Benchmark parser plus source code info generation, possibly optimize

Question

Benchmark parser plus source code info generation, possibly optimize

jhump opened this issue 2 years ago · 0 comments

The AST representation is very useful for some kinds of tools, and also provides a nice API for extracting source position information that would be otherwise unavailable in a file descriptor. That's the reason the parser first creates the AST before then generating a file descriptor.

However, the AST is definitely a source of memory consumption that could be nice to omit. So it would be nice if the parser had an alternate mode of execution where it directly generated a file descriptor. One difficulty with this is that we use a bottom-up generated parser, whereas protoc uses a top-down parser. It is much easier to compute source code info as you parse in a top-down approach, since the parser can accumulate source info paths as it descends. So the trick with skipping the AST step would be how to compute data structures needed for creating the source code info of a file descriptor.

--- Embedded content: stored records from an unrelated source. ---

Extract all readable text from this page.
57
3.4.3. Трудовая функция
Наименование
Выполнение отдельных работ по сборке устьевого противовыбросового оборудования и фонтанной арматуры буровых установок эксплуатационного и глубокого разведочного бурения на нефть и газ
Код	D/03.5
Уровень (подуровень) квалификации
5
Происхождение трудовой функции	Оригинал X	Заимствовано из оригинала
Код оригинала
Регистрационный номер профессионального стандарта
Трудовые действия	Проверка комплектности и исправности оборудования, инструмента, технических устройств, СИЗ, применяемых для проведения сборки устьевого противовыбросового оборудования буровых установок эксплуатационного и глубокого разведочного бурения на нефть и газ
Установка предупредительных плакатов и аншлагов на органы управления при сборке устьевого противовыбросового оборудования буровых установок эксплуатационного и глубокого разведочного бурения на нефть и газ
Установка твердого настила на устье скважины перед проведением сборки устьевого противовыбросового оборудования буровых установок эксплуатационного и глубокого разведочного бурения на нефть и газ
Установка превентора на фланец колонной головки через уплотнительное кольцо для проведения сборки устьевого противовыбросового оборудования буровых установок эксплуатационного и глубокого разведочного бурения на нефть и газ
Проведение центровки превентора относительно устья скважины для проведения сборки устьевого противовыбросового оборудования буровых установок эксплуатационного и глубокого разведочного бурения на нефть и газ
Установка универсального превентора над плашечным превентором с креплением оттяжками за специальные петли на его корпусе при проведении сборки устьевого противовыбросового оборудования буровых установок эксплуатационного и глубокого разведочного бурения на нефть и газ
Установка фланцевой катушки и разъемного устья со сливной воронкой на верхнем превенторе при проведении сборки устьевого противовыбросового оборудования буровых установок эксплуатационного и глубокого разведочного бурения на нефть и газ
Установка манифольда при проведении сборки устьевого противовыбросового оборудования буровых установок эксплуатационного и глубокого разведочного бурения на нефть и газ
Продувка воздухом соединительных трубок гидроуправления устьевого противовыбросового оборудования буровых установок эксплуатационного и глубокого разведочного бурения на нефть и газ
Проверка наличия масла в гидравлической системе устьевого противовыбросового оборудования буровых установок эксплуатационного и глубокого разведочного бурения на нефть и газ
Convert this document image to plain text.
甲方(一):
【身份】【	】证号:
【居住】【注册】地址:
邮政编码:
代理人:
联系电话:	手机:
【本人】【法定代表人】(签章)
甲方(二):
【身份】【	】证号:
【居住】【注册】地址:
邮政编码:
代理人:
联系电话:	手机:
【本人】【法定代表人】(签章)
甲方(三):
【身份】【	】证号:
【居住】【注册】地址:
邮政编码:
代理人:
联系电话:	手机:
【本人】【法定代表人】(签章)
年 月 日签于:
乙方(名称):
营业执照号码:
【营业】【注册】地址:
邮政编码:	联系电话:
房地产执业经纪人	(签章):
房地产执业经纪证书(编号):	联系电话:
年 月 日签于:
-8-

It is possible that it's simply not worth have two separate parser paths. We first need to benchmark the parser, to see the time to descriptor proto, plus source code info generation, so we even know what portion of the compiler is spent just in those phases. (The rest being spent in linking [almost certainly the great majority] and interpreting options.) If these parse phases only make up a small amount of the total time to compile, then it is probably not worth maintaining a separate parse path. (Though there could be sufficient memory/GC savings to make it still worthwhile.)

So the first step is to create a benchmark to measure the time of just parsing and source code info generation. That way we can assess whether there is sufficient room to improve performance by omitting the AST generation phase to justify the effort.